5). If you were to look at the sequence of an entire chromosome, how could you identify which segments might contain a gene?
a). You could identify large protein-coding regions (open reading frames).
b). You could look for a match with an expressed sequence tag (EST).
c). You could look for consensus regulatory sequences that could initiate transcription.
d). All of these strategies could be used to identify possible genes.
e). It is impossible to predict genes from sequence data alone.
6). You have been hired to characterize the genome of a novel organism, Undergraduatus genomicus. After fully sequencing the 106 base-pairs in the genome, you predict that this organism has approximately 10,000 genes. You have a collaborator on this project, however, who has identified 20,000 different expressed sequence tags from this organism. How can you resolve this conflict?
a). You suggest that your collaborator is an idiot who counted every gene twice!
b). You suggest that your collaborator may have identified multiple isoforms of the same gene that could arise by alternative splicing.
c). You fear that you may have underestimated the number of genes, because you forgot that the organism is diploid and you did not count both copies of every gene in your total.
d). You only identified genes with open reading frames, but most genes do not encode proteins, so your number will be low.
7). In addition to coding sequences, our genome contains
a). noncoding DNA within genes (i.e., introns).
b). structural DNA involved in telomeres and centromeres.
c). simple repetitive DNA.
d). DNA from transposable elements that have jumped around in the genome.
e). All of these are present in genomic DNA.
8). Natural variation in the length of tandem repeat sequences (VNTRs) found in the genome can be used to identify individual people by their DNA fingerprint. Why is this possible?
a). The statement is not true; such variability prevents this from being a useful identification tool.
b). The changes in repeat length change the DNA synthesis pattern, so the cell cycles have different lengths, making the cells of different people different sizes.
c). The changes in repeat length occur very infrequently, so there is only one pattern that everybody shares.
d). The changes in repeat length occur very frequently, so everybody has a unique pattern of different lengths when several repeats are examined.
Test Your Visual Understanding
1). From the information given in the above diagram, construct a contig map of the region presented.
Answer: Review figure 17.3. Your completed contig map should match that shown in Step 3 of figure 17.3.
Apply Your Knowledge
1). Every cell in your body contains the same genomic DNA, yet the proteome of different tissues is unique. How can you explain this?

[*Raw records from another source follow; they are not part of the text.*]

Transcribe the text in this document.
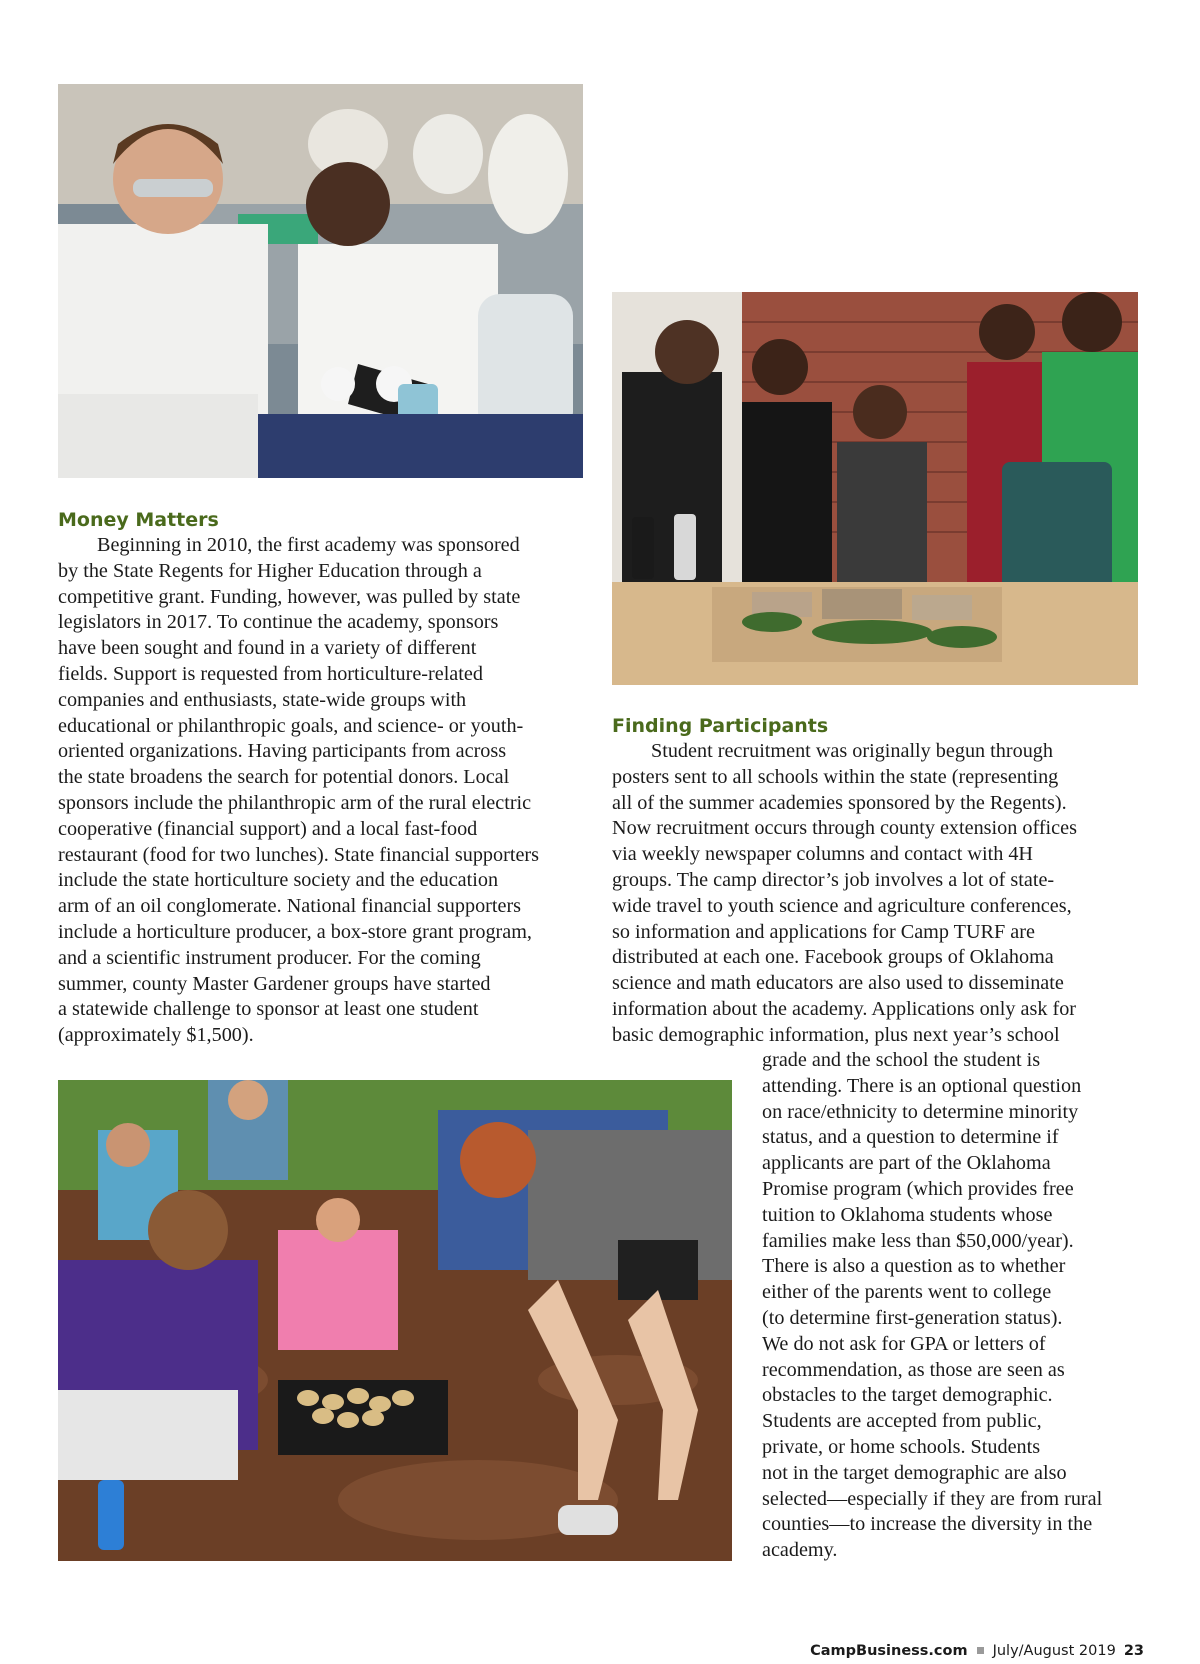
Money Matters
Beginning in 2010, the first academy was sponsored
by the State Regents for Higher Education through a
competitive grant. Funding, however, was pulled by state
legislators in 2017. To continue the academy, sponsors
have been sought and found in a variety of different
fields. Support is requested from horticulture-related
companies and enthusiasts, state-wide groups with
educational or philanthropic goals, and science- or youth-
oriented organizations. Having participants from across
the state broadens the search for potential donors. Local
sponsors include the philanthropic arm of the rural electric
cooperative (financial support) and a local fast-food
restaurant (food for two lunches). State financial supporters
include the state horticulture society and the education
arm of an oil conglomerate. National financial supporters
include a horticulture producer, a box-store grant program,
and a scientific instrument producer. For the coming
summer, county Master Gardener groups have started
a statewide challenge to sponsor at least one student
(approximately $1,500).
Finding Participants
Student recruitment was originally begun through
posters sent to all schools within the state (representing
all of the summer academies sponsored by the Regents).
Now recruitment occurs through county extension offices
via weekly newspaper columns and contact with 4H
groups. The camp director’s job involves a lot of state-
wide travel to youth science and agriculture conferences,
so information and applications for Camp TURF are
distributed at each one. Facebook groups of Oklahoma
science and math educators are also used to disseminate
information about the academy. Applications only ask for
basic demographic information, plus next year’s school
grade and the school the student is
attending. There is an optional question
on race/ethnicity to determine minority
status, and a question to determine if
applicants are part of the Oklahoma
Promise program (which provides free
tuition to Oklahoma students whose
families make less than $50,000/year).
There is also a question as to whether
either of the parents went to college
(to determine first-generation status).
We do not ask for GPA or letters of
recommendation, as those are seen as
obstacles to the target demographic.
Students are accepted from public,
private, or home schools. Students
not in the target demographic are also
selected—especially if they are from rural
counties—to increase the diversity in the
academy.
CampBusiness.com July/August 2019 23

Answer: The proteome is comprised of the proteins present in any given cell at a specific time.
2). Chromosomes are much like interstate highways. Develop this analogy by assigning a chromosomal counterpart to the following:
a). the beginning and end of a particular highway
b). towns along the highway
c). stretches of highway that pass through wilderness
2a). These are analogous to the telomeres.
2b). These are analogous to genes.
2c). These are analogous to the intervening regions of DNA between genes.
3). If you are given a sample of DNA from an unknown organism, how could you determine the origin of the DNA sample?
Answer: Comparing the sequence from the unknown organism with sequences deposited in public sequence databases will allow you to identify likely relatives based on the degree of sequence identity.